Her mood had been tough to gauge all day when he’d called, working at being an attentive husband.
Stopping beside her, he swiped aside her red hair to kiss his favorite spot on her neck. “Hello, beautiful.”
She reached back, her wrist grazing his cheek, as she always did, even if she didn’t answer. So close. They were so close to leaving this godforsaken patch of earth. So close to living a rich, full life together again.
His eyes opened… and he caught a glimpse of the computer screen. Of an email that began “Dear Misty…”
What the hell?
He straightened slowly as Andrea shifted aside, giving him a clear view. Damn it, he’d erased everything to and from Misty. He was certain. But as he scanned farther, he realized the note wasn’t from him.
The post had been written by Andrea.
You need to know that Brett isn’t who he says he is. I hope to God he hasn’t involved you in his dealings because if he has, there’s nothing I can do for you. But you need to know someone in your community is helping him blow up a power plant…
He stopped reading abruptly. Stunned. Appalled.
He couldn’t possibly be seeing what he thought. How had she found out? And he prayed to God she hadn’t sent it yet.
“Andrea, what the hell have you done?”
“I should be asking you that, my love.” Finally, she glanced back over her shoulder, steely fury glinting in her emerald green eyes. “But I’m afraid I already know.”
His gut dropped harder than a ride in a g-force elevator.
“I thought we already cleared up this matter about the emails. Nothing is what you think.” He was scrambling for possible explanations. And he had to think fast or she would sense the lie. “Okay, I’m not supposed to tell you this, but I’ve been working with local authorities to uncover a plot at the plant.” His story was gaining speed in his mind. “The woman—Misty—is part of an ecoterrorist group that has been trying to blow up the place.”
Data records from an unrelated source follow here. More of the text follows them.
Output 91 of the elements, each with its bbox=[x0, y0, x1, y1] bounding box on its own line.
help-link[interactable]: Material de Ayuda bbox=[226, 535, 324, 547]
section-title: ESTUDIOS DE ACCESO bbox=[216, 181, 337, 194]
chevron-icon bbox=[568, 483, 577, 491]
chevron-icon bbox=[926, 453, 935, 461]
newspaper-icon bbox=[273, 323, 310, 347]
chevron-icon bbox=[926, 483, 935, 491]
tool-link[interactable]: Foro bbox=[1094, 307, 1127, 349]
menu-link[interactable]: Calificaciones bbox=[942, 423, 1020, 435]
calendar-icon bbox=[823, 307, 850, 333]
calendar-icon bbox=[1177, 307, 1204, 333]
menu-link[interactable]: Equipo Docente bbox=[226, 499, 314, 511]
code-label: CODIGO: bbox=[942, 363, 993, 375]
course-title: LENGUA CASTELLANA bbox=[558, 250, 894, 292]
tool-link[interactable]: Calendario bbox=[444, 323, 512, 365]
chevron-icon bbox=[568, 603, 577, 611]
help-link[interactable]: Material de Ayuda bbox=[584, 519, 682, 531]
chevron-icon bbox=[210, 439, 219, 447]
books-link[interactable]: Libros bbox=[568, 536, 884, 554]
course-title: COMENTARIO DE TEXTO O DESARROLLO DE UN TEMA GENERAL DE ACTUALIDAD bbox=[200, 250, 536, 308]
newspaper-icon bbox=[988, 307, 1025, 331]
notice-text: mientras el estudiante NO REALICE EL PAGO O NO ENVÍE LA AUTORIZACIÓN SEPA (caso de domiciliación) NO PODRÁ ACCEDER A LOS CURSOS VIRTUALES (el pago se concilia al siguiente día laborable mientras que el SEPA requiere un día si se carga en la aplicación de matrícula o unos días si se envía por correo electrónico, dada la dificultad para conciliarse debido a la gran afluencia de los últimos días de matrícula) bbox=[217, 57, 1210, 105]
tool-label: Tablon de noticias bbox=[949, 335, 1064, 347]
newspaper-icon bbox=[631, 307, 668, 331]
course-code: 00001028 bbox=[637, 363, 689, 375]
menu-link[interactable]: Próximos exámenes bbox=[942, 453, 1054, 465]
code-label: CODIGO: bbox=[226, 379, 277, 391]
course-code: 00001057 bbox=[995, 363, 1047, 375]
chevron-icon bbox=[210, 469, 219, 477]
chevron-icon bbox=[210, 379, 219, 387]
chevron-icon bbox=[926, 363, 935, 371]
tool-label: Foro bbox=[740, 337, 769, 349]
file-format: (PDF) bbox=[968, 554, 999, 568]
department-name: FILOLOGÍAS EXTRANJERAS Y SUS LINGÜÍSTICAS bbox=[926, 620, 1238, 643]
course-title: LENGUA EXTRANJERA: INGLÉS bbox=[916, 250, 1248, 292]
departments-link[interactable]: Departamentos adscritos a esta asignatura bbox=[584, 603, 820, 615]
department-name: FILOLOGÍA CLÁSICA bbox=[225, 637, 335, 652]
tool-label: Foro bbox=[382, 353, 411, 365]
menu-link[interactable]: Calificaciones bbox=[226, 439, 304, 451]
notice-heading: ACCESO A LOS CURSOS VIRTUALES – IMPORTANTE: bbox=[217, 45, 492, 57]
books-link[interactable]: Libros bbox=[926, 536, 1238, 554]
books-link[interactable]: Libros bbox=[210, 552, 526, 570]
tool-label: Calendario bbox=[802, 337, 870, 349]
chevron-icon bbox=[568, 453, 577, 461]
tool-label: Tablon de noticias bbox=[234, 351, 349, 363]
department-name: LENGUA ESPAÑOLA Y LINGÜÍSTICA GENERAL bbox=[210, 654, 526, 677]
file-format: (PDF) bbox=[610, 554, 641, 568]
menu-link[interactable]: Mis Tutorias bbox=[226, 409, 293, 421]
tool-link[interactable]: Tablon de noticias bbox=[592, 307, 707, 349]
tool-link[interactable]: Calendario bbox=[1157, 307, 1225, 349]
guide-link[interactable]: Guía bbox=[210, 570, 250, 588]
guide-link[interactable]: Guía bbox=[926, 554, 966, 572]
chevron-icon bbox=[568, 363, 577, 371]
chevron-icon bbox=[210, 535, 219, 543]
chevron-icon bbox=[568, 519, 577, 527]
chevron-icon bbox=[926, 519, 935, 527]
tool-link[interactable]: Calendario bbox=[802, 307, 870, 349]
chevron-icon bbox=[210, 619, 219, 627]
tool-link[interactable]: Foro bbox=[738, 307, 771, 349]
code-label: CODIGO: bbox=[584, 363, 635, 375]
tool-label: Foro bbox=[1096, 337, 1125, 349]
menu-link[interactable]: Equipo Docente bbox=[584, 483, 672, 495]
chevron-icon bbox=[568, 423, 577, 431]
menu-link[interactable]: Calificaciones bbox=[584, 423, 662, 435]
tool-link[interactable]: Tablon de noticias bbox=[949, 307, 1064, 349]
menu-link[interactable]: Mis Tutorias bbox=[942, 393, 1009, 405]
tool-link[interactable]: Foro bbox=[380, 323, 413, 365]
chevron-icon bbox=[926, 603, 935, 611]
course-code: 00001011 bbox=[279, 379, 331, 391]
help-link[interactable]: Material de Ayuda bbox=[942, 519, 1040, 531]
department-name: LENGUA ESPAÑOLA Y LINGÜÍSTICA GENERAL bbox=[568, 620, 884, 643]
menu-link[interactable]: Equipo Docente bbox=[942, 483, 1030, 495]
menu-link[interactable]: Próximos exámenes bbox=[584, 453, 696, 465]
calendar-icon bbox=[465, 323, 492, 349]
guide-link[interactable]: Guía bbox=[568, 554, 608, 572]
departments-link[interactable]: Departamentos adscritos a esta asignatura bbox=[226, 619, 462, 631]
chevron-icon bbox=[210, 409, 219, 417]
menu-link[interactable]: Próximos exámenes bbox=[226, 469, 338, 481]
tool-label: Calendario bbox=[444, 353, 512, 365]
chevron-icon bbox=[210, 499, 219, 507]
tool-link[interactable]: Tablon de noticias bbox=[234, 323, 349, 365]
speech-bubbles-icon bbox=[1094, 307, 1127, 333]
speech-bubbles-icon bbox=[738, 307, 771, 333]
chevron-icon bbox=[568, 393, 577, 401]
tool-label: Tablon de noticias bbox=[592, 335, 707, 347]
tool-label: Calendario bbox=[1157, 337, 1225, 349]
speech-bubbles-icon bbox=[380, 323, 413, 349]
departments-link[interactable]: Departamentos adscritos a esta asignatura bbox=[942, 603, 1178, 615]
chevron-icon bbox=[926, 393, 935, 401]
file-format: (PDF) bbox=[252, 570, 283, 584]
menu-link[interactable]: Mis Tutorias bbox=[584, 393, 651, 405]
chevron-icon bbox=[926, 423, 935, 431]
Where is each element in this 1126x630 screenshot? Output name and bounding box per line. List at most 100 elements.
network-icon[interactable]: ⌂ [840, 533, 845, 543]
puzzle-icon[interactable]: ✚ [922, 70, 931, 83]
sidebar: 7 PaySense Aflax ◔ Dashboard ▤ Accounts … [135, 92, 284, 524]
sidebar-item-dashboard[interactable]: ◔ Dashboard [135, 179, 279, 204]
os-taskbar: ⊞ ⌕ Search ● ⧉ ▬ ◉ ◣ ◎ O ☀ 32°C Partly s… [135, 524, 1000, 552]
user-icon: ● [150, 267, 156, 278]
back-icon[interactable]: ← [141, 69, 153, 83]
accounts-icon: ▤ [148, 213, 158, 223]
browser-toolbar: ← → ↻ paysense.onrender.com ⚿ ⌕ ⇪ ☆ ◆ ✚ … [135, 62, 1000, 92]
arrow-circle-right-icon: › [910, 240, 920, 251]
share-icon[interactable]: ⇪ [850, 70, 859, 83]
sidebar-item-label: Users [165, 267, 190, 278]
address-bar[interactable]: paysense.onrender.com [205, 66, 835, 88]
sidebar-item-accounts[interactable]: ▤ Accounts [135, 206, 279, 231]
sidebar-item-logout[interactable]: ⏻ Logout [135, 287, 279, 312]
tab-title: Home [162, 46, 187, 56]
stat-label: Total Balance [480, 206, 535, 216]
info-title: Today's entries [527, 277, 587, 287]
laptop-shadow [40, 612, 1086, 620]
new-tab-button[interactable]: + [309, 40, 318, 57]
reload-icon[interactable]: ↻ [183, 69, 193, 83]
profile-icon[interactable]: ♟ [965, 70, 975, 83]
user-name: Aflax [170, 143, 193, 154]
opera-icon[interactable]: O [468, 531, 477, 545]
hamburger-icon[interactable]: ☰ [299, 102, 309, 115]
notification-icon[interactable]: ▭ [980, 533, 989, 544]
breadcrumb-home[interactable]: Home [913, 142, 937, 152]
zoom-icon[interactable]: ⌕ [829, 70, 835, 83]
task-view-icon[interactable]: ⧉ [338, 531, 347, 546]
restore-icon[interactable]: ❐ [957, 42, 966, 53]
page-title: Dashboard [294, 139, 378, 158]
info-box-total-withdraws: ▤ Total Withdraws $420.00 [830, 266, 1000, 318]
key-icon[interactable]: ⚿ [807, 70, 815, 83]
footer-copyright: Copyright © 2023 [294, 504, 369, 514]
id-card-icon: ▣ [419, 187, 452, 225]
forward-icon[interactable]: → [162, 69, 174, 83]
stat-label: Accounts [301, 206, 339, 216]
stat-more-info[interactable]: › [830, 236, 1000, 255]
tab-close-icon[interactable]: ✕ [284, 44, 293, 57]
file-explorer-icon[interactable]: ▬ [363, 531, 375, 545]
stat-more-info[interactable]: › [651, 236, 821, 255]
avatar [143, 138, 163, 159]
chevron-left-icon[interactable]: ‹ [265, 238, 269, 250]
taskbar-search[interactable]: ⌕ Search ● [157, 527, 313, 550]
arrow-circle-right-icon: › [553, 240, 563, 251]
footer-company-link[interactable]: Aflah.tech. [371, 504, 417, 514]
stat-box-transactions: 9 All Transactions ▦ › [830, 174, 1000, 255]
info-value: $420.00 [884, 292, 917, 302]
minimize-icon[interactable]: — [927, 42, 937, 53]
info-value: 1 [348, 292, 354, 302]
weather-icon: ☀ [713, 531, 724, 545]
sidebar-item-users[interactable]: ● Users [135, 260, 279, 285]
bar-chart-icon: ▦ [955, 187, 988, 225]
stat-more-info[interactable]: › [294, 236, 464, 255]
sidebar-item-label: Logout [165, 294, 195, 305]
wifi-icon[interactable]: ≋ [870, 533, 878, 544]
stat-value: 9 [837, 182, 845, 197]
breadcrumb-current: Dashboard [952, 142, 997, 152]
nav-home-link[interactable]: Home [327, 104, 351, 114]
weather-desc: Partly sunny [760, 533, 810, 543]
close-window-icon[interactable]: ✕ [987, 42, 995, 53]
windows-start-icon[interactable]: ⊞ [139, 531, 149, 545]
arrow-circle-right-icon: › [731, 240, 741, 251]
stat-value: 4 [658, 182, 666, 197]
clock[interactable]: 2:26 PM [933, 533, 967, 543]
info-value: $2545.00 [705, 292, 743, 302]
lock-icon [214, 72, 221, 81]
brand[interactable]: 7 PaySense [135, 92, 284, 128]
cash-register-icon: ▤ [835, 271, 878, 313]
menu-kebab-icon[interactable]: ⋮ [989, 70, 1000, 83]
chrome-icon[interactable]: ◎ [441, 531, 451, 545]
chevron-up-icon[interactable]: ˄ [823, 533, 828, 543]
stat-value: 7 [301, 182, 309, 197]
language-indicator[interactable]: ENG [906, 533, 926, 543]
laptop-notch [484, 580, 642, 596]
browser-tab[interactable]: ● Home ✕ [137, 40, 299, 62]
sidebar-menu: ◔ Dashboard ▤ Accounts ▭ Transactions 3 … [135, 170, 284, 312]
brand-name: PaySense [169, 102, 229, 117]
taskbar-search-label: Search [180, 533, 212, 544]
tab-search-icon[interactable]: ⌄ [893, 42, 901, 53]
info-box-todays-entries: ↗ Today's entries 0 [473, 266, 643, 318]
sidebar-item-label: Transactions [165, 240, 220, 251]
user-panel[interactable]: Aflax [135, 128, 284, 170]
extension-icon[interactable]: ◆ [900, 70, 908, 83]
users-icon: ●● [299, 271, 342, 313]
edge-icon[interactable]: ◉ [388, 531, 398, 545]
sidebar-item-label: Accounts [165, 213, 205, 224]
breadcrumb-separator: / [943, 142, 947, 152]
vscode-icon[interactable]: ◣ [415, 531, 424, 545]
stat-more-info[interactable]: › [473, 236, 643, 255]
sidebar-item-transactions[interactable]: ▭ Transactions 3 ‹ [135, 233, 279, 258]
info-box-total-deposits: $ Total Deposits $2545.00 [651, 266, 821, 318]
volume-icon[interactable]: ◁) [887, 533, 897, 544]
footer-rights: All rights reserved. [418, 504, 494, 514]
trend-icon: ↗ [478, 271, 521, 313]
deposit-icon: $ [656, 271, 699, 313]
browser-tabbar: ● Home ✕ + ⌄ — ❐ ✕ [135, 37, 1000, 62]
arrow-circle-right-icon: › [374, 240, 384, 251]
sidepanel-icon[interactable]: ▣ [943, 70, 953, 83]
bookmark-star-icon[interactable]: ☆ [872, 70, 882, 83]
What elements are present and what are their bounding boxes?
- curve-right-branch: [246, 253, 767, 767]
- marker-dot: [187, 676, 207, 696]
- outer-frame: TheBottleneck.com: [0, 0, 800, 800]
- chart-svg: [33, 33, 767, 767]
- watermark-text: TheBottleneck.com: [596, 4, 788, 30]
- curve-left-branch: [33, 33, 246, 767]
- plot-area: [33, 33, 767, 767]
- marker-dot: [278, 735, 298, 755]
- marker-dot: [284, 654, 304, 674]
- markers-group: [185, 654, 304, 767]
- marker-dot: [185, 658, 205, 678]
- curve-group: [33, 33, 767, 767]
That sounded good, plausible. Maybe he could pull this off. He watched every nuance of her face as she searched his, waiting for her verdict, already prepping his next words.
She shoved his shoulder weakly, but oh so effectively. Her rejection of him and his story was clear in her upper lip, curled in disgust. “How could you so underestimate me? The accident took away the use of my legs but it didn’t damage by mind. I know you so very well and I knew you were lying. And you should know I’m not the type of woman to let her man steamroll right over her.”
A deeper fear took root. She really had figured out his plan, or part of it anyway. His perfect plan that could actually be coming apart. But then his mind hitched on something she’d said.
She’d called him her man. That was good.
He could salvage this. “I don’t know what you think you’ve figured out, but there are layers to this you don’t understand yet—”
“I don’t ‘think’ I’ve figured out anything. I know,” she hissed, speaking low enough that her aide wouldn’t overhear. “I hacked your work computers. Once it became apparent every word out of your mouth has been a lie for the last year. Maybe longer. And now I know enough to put you in jail for the rest of your life.”